Some disrespectful wag had soon spray painted "Jenny C. puts out"
with a phone number, on the lower portion of God's right cheek.
Someone else glued a Q-tip to His ear.
Yet another miscreant used a permanent marker to black out one of His teeth.
Finally, a pair of robins built a nest under His mighty brow,
and their droppings marred the Visage with gooey white tears,
not to mention the ceaseless racket of the baby birds.

All of this began to affect J. Prudent Anderson Pennyfarthing's health. 
He developed a tumor under his left eye, which gave the impression of a permanent wink.
This same growth stretched the skin at one side of his mouth,
so that J. Prudent seemed also to be grinning suggestively.
The fury in his eyes!
The pain in his demeanor!
The poor man could no longer sit down without homosexuals mistaking his expression
and sending over drinks.
How he suffered!

Even the basset hound found it necessary to relieve himself on the monument.  

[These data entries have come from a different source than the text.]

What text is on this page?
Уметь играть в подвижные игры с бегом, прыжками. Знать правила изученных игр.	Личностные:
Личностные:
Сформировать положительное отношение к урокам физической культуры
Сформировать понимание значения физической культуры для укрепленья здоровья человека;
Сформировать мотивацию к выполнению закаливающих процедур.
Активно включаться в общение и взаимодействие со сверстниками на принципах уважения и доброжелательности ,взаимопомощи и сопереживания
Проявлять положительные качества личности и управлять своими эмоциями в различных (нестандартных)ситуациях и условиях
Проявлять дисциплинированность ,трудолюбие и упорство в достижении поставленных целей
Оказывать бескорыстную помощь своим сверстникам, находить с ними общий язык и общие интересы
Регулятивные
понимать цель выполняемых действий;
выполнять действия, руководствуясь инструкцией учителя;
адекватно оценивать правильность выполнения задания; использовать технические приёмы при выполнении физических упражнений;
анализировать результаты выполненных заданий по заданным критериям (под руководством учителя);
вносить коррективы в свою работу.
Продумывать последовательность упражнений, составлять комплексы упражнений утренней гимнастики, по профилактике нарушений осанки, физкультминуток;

In time, the Divine Visage cracked and fell apart, leaving half a head staring dolefully,
and the other crumbling in the crabgrass.
J. Prudent Anderson Pennyfarthing died,
and no one remembered that the purpose of the Visage had been to elevate morals.
It was sad, and very tough shit, you know?
Oh well.
_______

For "History Is Twistery: Folly", a challenge by the fierce Viking chick we know as Hedgewitch, at Real Toads.